Another big attraction is the "Hot Springs Artists Society" which does many things but is most noted for bringing musical groups to a local Hotel at least twice per week, Fridays and Saturdays. The music genres are generally "blues", "folk", "country" or some combination of all three from local and visiting artists. Occasionally there are special concerts of artists which may include a special concert on Sunday. In summer, the stage moves outdoors.

Popular with tourists is also LaRue Hot Springs Museum.

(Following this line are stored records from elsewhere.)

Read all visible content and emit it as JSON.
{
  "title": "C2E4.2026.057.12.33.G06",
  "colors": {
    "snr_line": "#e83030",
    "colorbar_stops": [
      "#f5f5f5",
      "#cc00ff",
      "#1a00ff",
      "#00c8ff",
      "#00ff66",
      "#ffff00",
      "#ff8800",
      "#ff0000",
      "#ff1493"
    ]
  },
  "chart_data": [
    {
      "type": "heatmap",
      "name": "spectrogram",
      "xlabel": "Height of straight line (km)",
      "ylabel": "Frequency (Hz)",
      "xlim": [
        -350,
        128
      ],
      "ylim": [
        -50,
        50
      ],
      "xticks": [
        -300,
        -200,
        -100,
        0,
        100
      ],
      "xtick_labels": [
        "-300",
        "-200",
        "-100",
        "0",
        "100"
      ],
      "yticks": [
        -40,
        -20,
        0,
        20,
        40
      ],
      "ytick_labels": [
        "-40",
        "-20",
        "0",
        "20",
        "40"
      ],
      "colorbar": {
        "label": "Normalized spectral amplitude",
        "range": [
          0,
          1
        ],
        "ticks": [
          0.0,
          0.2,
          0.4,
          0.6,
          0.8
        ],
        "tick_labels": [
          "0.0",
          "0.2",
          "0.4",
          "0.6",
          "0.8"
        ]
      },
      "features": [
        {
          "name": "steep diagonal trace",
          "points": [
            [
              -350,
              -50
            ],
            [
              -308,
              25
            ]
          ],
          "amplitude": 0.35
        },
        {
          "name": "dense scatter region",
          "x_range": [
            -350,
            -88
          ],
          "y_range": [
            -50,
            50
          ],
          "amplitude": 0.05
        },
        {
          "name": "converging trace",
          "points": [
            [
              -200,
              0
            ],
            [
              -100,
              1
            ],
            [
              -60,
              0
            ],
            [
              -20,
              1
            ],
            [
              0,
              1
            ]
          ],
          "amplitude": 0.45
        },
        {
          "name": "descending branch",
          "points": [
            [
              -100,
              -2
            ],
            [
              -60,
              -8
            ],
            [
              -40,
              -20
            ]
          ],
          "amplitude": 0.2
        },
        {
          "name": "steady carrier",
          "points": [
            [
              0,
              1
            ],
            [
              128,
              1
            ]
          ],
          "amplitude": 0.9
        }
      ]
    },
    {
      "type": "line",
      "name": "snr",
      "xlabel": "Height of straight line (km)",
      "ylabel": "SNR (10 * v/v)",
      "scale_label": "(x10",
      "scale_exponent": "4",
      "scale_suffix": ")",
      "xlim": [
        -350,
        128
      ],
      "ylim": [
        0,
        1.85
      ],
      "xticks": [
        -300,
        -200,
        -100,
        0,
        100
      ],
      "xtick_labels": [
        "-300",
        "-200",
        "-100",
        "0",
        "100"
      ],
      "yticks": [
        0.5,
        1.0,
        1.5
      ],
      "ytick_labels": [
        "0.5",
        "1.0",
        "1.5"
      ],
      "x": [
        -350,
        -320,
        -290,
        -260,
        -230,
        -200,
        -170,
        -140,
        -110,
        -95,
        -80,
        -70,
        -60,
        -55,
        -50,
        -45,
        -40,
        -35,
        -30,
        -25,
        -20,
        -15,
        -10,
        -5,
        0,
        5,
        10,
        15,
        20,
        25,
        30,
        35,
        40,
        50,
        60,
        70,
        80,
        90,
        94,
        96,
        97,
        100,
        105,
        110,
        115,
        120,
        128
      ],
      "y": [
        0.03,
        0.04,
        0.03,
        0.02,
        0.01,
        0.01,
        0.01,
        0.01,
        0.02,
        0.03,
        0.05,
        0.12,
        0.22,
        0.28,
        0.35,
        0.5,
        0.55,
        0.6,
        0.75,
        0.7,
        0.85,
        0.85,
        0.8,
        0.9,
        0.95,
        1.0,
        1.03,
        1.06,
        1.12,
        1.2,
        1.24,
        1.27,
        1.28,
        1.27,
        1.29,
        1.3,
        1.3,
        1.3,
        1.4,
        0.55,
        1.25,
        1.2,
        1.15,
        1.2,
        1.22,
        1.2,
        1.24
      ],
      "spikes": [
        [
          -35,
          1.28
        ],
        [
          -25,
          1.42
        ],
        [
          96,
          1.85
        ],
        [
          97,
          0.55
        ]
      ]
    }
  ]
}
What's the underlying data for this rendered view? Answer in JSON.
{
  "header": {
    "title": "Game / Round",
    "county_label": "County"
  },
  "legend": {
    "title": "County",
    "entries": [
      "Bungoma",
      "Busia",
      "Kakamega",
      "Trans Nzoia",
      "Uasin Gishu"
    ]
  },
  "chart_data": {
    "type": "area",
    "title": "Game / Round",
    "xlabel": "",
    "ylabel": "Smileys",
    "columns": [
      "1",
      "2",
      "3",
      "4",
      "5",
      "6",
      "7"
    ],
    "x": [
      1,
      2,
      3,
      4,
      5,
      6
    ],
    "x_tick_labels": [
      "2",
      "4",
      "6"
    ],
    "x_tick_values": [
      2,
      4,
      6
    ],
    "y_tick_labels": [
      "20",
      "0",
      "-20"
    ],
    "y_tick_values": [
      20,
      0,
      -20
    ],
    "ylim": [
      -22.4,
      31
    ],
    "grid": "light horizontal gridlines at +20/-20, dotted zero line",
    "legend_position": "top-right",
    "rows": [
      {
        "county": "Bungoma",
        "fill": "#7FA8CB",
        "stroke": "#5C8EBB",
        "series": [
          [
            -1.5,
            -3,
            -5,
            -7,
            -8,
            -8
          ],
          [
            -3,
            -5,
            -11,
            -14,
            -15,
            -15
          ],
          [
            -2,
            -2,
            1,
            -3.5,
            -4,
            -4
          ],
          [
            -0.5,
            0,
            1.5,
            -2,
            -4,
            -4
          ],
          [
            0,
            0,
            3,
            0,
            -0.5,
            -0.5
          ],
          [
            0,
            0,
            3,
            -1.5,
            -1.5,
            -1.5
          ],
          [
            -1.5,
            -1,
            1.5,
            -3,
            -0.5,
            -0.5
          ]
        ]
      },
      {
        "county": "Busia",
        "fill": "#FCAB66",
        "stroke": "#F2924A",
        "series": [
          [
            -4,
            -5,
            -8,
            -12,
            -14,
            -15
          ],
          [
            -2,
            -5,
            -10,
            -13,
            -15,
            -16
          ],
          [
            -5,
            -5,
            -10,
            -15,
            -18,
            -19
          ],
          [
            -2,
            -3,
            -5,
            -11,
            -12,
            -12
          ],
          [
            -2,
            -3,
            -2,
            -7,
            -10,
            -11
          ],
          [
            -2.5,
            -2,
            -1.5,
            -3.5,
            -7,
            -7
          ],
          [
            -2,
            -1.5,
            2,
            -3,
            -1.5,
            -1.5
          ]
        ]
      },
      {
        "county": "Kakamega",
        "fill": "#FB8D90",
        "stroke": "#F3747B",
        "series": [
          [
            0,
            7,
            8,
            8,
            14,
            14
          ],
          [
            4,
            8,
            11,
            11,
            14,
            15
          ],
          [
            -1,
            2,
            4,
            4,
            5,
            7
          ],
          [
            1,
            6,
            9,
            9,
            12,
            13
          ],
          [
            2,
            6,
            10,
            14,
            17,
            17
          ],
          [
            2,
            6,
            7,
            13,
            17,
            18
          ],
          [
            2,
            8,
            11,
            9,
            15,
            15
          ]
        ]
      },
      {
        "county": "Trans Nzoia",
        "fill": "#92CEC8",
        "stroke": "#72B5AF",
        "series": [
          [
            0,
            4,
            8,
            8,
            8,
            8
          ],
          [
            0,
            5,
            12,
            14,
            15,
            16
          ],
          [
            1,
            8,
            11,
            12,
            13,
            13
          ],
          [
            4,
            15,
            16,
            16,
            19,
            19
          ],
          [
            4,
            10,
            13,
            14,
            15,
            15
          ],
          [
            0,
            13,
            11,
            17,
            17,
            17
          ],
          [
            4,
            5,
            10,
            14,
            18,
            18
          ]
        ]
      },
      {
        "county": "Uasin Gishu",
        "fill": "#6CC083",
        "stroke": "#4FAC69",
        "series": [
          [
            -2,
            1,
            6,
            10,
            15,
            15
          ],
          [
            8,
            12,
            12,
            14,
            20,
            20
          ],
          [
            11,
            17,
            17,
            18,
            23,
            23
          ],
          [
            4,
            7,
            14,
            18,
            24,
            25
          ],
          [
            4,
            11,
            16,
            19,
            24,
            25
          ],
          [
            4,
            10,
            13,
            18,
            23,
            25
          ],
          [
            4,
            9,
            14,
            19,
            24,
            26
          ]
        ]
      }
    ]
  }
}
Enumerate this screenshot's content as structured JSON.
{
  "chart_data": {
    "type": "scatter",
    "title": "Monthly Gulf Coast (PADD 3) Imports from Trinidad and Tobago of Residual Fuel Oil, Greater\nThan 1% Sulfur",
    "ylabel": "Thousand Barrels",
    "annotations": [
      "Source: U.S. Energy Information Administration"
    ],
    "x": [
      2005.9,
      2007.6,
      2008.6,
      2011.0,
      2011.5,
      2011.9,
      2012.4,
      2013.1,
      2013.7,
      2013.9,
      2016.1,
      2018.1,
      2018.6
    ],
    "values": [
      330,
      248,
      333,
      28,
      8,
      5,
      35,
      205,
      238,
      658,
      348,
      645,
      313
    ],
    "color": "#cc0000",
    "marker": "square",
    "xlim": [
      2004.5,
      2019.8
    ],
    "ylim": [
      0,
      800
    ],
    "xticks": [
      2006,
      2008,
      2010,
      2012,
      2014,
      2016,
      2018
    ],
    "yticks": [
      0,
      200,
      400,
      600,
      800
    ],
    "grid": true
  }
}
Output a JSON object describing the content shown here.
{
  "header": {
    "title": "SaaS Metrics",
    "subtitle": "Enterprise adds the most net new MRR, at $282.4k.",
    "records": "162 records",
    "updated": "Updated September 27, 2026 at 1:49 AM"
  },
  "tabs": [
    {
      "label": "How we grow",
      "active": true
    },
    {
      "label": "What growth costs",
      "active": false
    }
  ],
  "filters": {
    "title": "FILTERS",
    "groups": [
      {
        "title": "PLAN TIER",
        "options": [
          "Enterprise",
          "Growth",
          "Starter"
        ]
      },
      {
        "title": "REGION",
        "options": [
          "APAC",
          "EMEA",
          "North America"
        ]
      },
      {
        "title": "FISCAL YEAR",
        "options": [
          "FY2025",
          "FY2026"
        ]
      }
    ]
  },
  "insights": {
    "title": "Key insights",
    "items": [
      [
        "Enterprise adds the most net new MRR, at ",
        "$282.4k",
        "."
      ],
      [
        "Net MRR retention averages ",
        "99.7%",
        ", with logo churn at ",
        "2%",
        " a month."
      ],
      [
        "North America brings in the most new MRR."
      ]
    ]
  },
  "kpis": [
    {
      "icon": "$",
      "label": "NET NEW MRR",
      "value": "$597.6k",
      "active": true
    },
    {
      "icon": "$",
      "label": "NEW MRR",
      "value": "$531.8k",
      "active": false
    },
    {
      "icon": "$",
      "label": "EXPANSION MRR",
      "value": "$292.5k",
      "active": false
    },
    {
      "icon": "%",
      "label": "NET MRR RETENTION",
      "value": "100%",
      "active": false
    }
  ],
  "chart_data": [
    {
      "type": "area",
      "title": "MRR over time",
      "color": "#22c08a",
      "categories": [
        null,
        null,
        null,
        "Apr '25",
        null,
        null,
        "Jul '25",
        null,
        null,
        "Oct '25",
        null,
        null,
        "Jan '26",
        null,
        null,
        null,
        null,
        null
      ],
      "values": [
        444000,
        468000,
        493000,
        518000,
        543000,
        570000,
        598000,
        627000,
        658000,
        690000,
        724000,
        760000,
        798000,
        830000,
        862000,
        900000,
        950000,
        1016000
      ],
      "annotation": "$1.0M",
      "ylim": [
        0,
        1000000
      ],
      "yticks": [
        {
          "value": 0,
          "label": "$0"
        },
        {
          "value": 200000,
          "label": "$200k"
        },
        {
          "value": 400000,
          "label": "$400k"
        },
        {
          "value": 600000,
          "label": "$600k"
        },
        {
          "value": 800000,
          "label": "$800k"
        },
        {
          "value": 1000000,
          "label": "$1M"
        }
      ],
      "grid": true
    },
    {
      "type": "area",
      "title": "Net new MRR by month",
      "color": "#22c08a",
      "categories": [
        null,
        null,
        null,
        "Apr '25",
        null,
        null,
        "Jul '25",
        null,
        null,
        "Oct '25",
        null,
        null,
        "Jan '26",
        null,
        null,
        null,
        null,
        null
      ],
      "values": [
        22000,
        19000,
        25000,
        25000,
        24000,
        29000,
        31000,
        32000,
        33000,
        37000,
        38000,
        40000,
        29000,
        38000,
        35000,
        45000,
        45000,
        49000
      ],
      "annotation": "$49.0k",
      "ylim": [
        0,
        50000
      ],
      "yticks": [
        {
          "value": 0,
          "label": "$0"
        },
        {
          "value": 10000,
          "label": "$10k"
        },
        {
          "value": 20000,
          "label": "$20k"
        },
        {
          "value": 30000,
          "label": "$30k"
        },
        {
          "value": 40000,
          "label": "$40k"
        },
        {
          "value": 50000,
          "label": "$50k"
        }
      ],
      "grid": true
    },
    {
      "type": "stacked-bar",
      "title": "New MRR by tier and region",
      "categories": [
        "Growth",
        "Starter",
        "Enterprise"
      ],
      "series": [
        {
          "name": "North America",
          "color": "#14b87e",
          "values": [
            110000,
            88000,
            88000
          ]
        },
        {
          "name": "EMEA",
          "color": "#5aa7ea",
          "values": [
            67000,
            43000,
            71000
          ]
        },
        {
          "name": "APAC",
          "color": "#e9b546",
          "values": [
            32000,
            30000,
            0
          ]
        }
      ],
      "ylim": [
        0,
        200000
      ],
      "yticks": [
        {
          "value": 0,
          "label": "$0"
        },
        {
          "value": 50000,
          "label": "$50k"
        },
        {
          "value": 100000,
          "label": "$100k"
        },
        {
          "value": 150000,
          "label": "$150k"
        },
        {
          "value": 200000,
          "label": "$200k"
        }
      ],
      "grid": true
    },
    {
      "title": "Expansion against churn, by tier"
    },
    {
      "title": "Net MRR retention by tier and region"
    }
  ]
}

Preston Hot Springs Library serves the area.

==Government==
Hot Springs has a mayor and city council, both with four year terms.
Randal Woods has been mayor of the town since at least 2016. He defeated Robert L. Jackson in the 2025 elections.

==Education==
Hot Springs School District educates students from kindergarten through 12th grade. In the 2021–2022 school year, 179 students were enrolled. The district has 3 schools.

Hot Springs High School's team name is Savage Heat.

==Media==
The Sanders County Ledger is a local newspaper along with the Clark Fork Valley Press. Both are printed weekly and also available online.

The FM radio station KJFK-LP is licensed in Hot Springs.

==Infrastructure==
Montana Highway 28 is east of town.

The Hot Springs Airport is a county-owned public-use airport located two nautical miles (4 km) east of the central business district of Hot Springs. The nearest commercial airports are Glacier Park International Airport, 73 mi north, or Missoula Montana Airport, 71 mi south.

Sanders County Transportation operates shuttle vans and buses to and from several cities and towns in Sanders, Flathead and Missoula Counties.